On Jun 13, 2007, at 8:47 PM, Julian Cummings wrote:
I did some quick tests with my little hello example that indicate that
the application code only needs to be *linked* with -fpic, not
compiled
with it. The -fpic flag on the mpicxx link line points the linker
to a
PGI "libso" subdirectory that contains dynamic versions of the
compiler
libraries. In this case, probably libC.so is most important. Anyway,
at least you do not have to potentially degrade the performance of the
application code by compiling all of it with -fpic. I would recommend
that the OpenMPI configuration be modified to insert this flag (or
some
equivalent) as an LCXXFLAGS or even an LDFLAGS component in the
compiler
driver scripts whenever PGI is used.
We've had debates about this internally.
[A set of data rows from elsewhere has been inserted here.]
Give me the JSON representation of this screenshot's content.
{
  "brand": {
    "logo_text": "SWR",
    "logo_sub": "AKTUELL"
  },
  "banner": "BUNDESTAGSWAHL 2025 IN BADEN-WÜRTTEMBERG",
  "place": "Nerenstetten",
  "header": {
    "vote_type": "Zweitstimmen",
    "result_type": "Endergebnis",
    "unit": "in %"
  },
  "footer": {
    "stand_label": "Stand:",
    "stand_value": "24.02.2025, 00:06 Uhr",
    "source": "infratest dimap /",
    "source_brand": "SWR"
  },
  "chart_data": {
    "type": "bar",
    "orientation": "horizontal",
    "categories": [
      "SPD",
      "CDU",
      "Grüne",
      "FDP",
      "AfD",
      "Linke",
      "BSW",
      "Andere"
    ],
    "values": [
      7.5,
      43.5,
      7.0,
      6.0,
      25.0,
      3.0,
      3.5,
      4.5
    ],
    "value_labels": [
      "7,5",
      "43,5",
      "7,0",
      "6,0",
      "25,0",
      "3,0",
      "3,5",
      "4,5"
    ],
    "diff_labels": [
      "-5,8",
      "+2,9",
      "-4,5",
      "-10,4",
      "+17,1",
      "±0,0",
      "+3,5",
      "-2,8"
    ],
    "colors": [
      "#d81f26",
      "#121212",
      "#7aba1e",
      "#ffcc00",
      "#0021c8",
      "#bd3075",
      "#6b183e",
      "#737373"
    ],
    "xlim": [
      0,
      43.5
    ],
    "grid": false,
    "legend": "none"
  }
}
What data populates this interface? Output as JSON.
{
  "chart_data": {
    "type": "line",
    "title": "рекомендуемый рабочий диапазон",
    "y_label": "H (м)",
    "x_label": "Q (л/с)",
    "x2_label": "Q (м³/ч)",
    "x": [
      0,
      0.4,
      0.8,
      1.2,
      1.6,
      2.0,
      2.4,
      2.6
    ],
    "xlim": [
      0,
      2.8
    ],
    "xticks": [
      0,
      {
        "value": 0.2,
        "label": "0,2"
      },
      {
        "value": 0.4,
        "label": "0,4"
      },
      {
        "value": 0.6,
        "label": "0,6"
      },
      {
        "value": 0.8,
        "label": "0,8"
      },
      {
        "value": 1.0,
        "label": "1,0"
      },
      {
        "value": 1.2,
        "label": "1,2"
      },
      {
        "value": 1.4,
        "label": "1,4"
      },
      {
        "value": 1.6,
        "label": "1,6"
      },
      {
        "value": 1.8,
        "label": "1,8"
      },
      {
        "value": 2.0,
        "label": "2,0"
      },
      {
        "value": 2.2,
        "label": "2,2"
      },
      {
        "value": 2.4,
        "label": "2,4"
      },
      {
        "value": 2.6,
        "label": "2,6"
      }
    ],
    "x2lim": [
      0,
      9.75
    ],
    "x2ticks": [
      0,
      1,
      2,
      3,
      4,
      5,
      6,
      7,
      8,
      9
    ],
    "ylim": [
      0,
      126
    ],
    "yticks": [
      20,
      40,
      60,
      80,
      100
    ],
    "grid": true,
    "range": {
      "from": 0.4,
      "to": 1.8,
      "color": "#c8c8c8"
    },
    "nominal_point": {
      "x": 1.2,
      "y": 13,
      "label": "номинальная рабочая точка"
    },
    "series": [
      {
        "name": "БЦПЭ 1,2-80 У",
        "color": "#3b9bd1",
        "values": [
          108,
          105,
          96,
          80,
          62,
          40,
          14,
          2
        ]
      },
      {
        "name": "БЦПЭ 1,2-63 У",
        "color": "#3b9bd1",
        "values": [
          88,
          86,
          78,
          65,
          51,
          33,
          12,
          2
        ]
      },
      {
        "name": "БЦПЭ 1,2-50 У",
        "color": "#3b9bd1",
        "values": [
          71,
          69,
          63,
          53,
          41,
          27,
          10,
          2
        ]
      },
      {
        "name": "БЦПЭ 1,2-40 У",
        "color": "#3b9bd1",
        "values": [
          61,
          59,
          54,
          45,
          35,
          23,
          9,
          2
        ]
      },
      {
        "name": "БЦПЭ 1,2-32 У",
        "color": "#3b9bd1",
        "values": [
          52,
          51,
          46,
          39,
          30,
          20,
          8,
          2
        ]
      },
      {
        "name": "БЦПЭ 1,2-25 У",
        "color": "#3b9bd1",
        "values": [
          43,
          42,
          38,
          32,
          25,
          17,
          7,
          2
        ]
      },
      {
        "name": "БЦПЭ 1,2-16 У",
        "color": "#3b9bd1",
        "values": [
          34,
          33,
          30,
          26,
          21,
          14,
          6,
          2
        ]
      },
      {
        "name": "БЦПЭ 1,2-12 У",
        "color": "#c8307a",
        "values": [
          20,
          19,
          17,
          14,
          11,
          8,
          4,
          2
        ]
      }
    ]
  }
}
There was pushabck from
some of the developers that we don't want to handle every single
compiler bug that's out there (there are many). It can be a never-
ending battle. This is a big enough compiler bug, however (it spans
the 6.2 and 7.0 PGI series) that if someone contributes a patch, we
might be able to make a big enough case to fix it. The functionality
I'd like to see in such a patch is:
- in the C++ section of configure, try to compile and run a simple C+
+ (non-MPI) program
- if it works, fine
- if it doesn't work, try again but link it with -fpic
- if that works, then add -fpic to the C++ compiler wrapper flags
All with appropriate comments describing why this check is there (so
that someone doesn't look at it in 6 months and wonder why the heck
we're checking for that).
FWIW, you can easily modify the wrapper scripts to automatically put
this flag in after Open MPI is installed (see http://www.open-mpi.org/
faq/?category=mpi-apps#override-wrappers-after-v1.0).